Chemotherapy, targeted therapy, and immunotherapy (including vaccines) can be important components of treatment for brain tumors and are aimed at destroying residual cancer cells or keeping them from regrowing. You may require these treatments alone, or in combination with radiation therapy. Typically, these treatments follow diagnostic surgery. We usually provide these treatments in pill form or using an intravenous infusion. In some cases, we use wafers, which we place during surgery. We are involved with clinical trials to test new chemotherapy, targeted therapy, and immunotherapy strategies. If they are appropriate for you and your condition, we will discuss them with you.

Surgery Instructions 

It can be helpful to know what to expect and how to prepare for surgery and recuperation.

Before the procedure
You will meet with your surgeon to discuss the type of tumor you have and what procedure we will perform. We will schedule your surgery give you instructions to make sure you are healthy enough to have the procedure performed safely. You may need to get bloodwork, additional imaging studies, and a check-up from a primary care doctor or specialist if you have a pre-existing condition. We will give you a personalized medical plan to prepare for the procedure.

Day of surgery
We will tell you when to arrive at the hospital and where to go. After you check in, nurses will prepare you for the operating room (OR). You and your family will meet with your surgeon, anesthesiologist, and the rest of the operating room team. The staff will then take you into the OR and show your family members where they can wait. We will let your family know when your procedure is finished.
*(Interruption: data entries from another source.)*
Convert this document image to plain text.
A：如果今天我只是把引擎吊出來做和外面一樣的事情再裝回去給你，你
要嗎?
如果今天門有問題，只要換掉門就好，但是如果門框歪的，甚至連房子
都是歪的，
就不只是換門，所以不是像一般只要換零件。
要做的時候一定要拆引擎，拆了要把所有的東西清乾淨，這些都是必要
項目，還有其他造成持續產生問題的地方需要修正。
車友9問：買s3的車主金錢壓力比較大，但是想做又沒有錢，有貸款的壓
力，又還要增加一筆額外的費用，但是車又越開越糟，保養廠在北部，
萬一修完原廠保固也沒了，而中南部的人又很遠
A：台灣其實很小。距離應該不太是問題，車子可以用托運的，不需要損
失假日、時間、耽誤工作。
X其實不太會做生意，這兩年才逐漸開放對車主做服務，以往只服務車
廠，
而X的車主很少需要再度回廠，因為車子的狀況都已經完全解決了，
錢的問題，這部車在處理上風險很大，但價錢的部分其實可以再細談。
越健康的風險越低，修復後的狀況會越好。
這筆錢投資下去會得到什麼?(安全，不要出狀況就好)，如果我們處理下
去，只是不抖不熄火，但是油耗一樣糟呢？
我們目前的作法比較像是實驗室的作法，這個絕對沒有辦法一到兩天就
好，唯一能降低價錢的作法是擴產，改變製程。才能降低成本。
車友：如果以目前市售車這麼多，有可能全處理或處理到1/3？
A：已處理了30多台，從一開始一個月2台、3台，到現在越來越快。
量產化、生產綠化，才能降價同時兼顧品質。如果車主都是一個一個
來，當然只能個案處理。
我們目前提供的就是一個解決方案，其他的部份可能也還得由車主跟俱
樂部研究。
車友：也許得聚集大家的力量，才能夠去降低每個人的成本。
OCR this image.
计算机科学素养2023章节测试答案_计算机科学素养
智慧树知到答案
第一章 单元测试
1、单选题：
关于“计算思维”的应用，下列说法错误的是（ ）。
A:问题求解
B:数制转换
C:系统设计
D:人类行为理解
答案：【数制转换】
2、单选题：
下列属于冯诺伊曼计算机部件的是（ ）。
Recuperation in the hospital
The type of tumor you have and its location in your brain will determine how long you have to stay in the hospital after the procedure, but you can plan on at least one or two days. During this time, our nurses will monitor you closely and you will work with therapists to speed your recovery. We may perform additional testing to monitor your progress. Before you leave, we will give you a discharge plan, which may include transfer to a rehabilitation or skilled nursing facility.

Recuperation at home
Your surgeon will tell you how to take care of your incision at home, what medications to take, what you can and cannot eat, and any precautions you should take. We will schedule a follow-up appointment with your surgeon to discuss your results and recovery progress. We may recommend outpatient physical, occupational, or speech therapy.

Follow up care
You will have follow-up visits with your surgeon; the frequency will depend on the type of tumor you have. You may also need to have consultations with other specialists for additional treatment such as radiation therapy or chemotherapy. We may monitor you with periodic imaging tests.